Gençler akıl ve mantık ölçüleriyle değil, daha çok hisleriyle hareket ediyor. Medya ve internet ortamı da gençlerin duygusal ilişkilerini körüklüyor.
Gençler diğer yandan arkadaşlarının psikolojik baskılarına maruz kalıyorlar. Gencin kız ya da erkek arkadaşı yoksa, "Aaaa, senin niye yok? Yoksa seni kimse beğenmiyor mu?" deniliyor. Genç de beğenilen bir kişi olduğunu ispatlamak için birisiyle arkadaşlık etmeye kendisini mecbur biliyor. Oysa ölçüsüz, sınırsız ve sırf duygusallığın yönlendirdiği arkadaşlıklar, gençlikte yüksek idealleri yok edip başarıyı engelliyor. "Aynı zeminde bulunan kız ve erkekler hepsi aşk hayatı mı yaşıyor, kızlarla erkekleri birbirinden soyutlayalım mı?" derseniz, tabii ki, şu an bu imkansız bir şey. Yapılacak olan, arkadaşlıkların sınırlarını iyi çizmektir. Özellikle kız-erkek arkadaşlığının nerede başlayıp nerede biteceğini bilmek büyük önem arz eder. Duygusallığın egemen olduğu gençlik çağında, yapılacak çoğu davranışların kişileri pişmanlıkla yüz yüze getirdiği inkar edilemez. Bu yüzden aklın yönlendirmelerine her zamandan çok gençlik çağında ihtiyaç vardır. Çünkü, "Gençlik akıldan ziyade hissiyatı dinler. His ve heves ise kördür, akıbeti görmez."S.D. adlı üniversiteli genç kızın pişmanlık dolu sözleri sınırların ve ideallerin nasıl doğru çizilmesi gerektiğine işaret ediyor: "Biz kızlı erkekli bir gruptuk.
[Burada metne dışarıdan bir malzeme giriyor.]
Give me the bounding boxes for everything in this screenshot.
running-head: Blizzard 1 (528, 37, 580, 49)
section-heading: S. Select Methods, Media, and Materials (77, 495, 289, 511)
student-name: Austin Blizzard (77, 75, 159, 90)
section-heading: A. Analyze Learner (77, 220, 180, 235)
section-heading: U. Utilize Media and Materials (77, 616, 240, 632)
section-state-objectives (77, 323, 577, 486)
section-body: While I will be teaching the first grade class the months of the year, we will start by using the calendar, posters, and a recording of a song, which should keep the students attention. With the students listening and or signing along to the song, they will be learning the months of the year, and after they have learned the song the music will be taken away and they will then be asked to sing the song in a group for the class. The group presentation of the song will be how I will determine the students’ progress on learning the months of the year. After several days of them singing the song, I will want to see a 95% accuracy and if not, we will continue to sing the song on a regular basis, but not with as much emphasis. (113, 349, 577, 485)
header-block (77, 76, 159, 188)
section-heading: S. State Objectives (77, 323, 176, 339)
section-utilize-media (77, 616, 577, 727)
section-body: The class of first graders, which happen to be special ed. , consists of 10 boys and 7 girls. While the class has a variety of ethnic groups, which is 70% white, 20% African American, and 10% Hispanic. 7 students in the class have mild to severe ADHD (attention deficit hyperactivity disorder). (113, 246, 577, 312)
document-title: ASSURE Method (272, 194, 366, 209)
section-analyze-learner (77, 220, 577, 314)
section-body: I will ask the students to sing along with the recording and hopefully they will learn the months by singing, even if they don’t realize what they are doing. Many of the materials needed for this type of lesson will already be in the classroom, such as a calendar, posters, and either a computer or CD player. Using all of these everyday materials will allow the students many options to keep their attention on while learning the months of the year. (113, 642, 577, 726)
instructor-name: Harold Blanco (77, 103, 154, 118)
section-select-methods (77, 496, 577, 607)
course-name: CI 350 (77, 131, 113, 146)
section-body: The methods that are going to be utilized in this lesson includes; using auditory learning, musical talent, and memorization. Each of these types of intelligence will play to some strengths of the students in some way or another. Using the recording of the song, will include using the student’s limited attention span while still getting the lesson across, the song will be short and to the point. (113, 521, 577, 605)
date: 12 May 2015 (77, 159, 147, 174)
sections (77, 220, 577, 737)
Hepimizin arkadaşı vardı. Okuldan çıkar çıkmaz bir yerlere giderdik. Çok çalışkan, kitap okuyan, memleket meselelerine kafayı yoranlara; "inek" veya "enayi" derdik. Ama o "inek ve enayiler" okuyup adam oldular. Ben uyuşturucuya ve alkole alıştım. Baktım bunlar da beni mutlu etmiyor. İntihara teşebbüs ettim. Şimdi de okulu terk ettim. Psikiyatri tedavisi görüyorum. Geriye dönüp baktığımda hep pişmanlık duyuyorum ve keşke diyorum."
Prof. Nevzat Tarhan'ın çok güzel bir tespiti var: "Kişi beynine hangi alanda zevk almayı öğretirse beyin ona göre çalışır." Kişi beynine yüksek ideallerden zevk almayı öğretirse aklına, iradesine ve duygularına hakim olmayı bilir. Bu tip gençler hem başarıyı hem de mutluluğu birlikte yakalarlar.